Langfort J, Donsmark M, Ploug T, Holm C, Galbo H
Copenhagen Muscle Research Centre, Department of Medical Physiology, The Panum Institute, University of Copenhagen, Denmark.
Acta Physiol Scand. 2003 Aug;178(4):397-403. doi: 10.1046/j.1365-201X.2003.01155.x.
The enzymatic regulation of intramuscular triacylglycerol (TG) breakdown has until recently not been well understood. Our aim was to elucidate the role of hormone-sensitive lipase (HSL), which controls TG breakdown in adipose tissue.

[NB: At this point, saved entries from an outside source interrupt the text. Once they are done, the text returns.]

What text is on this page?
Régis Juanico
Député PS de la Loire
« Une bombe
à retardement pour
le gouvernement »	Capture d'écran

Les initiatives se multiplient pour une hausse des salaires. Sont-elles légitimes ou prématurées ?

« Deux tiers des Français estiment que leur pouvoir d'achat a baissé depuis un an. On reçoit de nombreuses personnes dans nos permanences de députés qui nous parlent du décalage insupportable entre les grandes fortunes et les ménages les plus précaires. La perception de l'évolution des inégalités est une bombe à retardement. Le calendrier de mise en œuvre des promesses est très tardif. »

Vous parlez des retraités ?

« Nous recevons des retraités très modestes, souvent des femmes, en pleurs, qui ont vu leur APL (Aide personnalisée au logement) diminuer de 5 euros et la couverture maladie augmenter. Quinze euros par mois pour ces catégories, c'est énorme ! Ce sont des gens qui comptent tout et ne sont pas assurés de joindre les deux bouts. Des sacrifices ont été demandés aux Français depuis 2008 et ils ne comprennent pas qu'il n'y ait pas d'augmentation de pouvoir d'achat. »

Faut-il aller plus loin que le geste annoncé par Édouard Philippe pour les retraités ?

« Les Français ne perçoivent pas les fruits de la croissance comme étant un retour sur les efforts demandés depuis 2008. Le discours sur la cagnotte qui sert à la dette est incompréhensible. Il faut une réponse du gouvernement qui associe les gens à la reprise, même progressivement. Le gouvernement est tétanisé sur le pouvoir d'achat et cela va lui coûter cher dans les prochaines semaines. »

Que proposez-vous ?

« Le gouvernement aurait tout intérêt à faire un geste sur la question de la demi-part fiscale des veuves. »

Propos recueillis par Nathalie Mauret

Isolated rat muscle as well as exercising humans were studied.
The presence of HSL was demonstrated in all muscle fibre types by Western blotting of muscle fibres isolated by collagenase treatment or after freeze-drying. The content of HSL varies between fibre types, being higher in oxidative than in glycolytic fibres. Analysed under conditions optimal for HSL, neutral lipase activity in muscle can be stimulated by adrenaline as well as by contractions. These increases are abolished by presence of anti-HSL antibody during analysis. Moreover, immunoprecipitation with affinity-purified anti-HSL antibody causes similar reductions in muscle HSL protein concentration and in measured neutral lipase responses to contractions. The immunoreactive HSL in muscle is stimulated by adrenaline via beta-adrenergic activation of protein kinase A (PKA). From findings in adipocytes it is likely that PKA phosphorylates HSL at residues Ser563, Ser659 and Ser660. Contraction probably also enhances muscle-HSL activity by phosphorylation, because the contraction-induced increase in HSL activity is increased by the protein phosphatase inhibitor okadaic acid and reversed by alkaline phosphatase. A novel signalling pathway in muscle by which HSL activity may be stimulated by protein kinase C (PKC) via extracellular signal regulated kinase (ERK) has been demonstrated. In contrast to previous findings in adipocytes, in muscle activation of ERK is not necessary for stimulation of HSL by adrenaline. However, contraction-induced HSL activation is mediated by PKC, at least partly via the ERK pathway. In fat cells ERK is known to phosphorylate HSL at Ser600. So, phosphorylation of different sites may explain that in muscle the effects of contractions and adrenaline on HSL activity are partially additive. In line with the view that the two stimuli act by different mechanisms, training increases the contraction-mediated, but diminishes the adrenaline mediated HSL activation in muscle.
The existence and regulation of HSL in skeletal muscle indicate a role of HSL in muscle TG metabolism.
直到最近,人们对肌肉内三酰甘油(TG)分解的酶促调节仍未完全理解。我们的目的是阐明激素敏感性脂肪酶(HSL)的作用,该酶控制脂肪组织中的TG分解。
对分离的大鼠肌肉以及运动中的人类进行了研究。
通过对经胶原酶处理或冷冻干燥后分离的肌纤维进行蛋白质印迹分析,证实在所有肌纤维类型中均存在HSL。HSL的含量在不同纤维类型之间有所差异,在氧化型纤维中比在糖酵解型纤维中更高。在最适合HSL的条件下进行分析时,肌肉中的中性脂肪酶活性可被肾上腺素以及收缩所刺激。在分析过程中,抗HSL抗体的存在会消除这些增加。此外,用亲和纯化的抗HSL抗体进行免疫沉淀会导致肌肉中HSL蛋白浓度以及测得的对收缩的中性脂肪酶反应出现类似程度的降低。肌肉中的免疫反应性HSL通过蛋白激酶A(PKA)的β-肾上腺素能激活而被肾上腺素刺激。从脂肪细胞的研究结果来看,PKA可能在丝氨酸563、丝氨酸659和丝氨酸660位点使HSL磷酸化。收缩可能也通过磷酸化增强肌肉HSL活性,因为收缩诱导的HSL活性增加会被蛋白磷酸酶抑制剂冈田酸增强,并被碱性磷酸酶逆转。已证明在肌肉中存在一种新的信号通路,通过该通路蛋白激酶C(PKC)可经由细胞外信号调节激酶(ERK)刺激HSL活性。与之前在脂肪细胞中的发现不同,在肌肉中,ERK的激活对于肾上腺素刺激HSL并非必需。然而,收缩诱导的HSL激活至少部分是由PKC介导的,通过ERK途径。已知在脂肪细胞中ERK会在丝氨酸600位点使HSL磷酸化。因此,不同位点的磷酸化可能解释了在肌肉中收缩和肾上腺素对HSL活性的影响部分是相加的。与这两种刺激通过不同机制起作用的观点一致,训练会增加收缩介导的,但会减少肾上腺素介导的肌肉中HSL激活。
骨骼肌中HSL的存在及其调节表明HSL在肌肉TG代谢中发挥作用。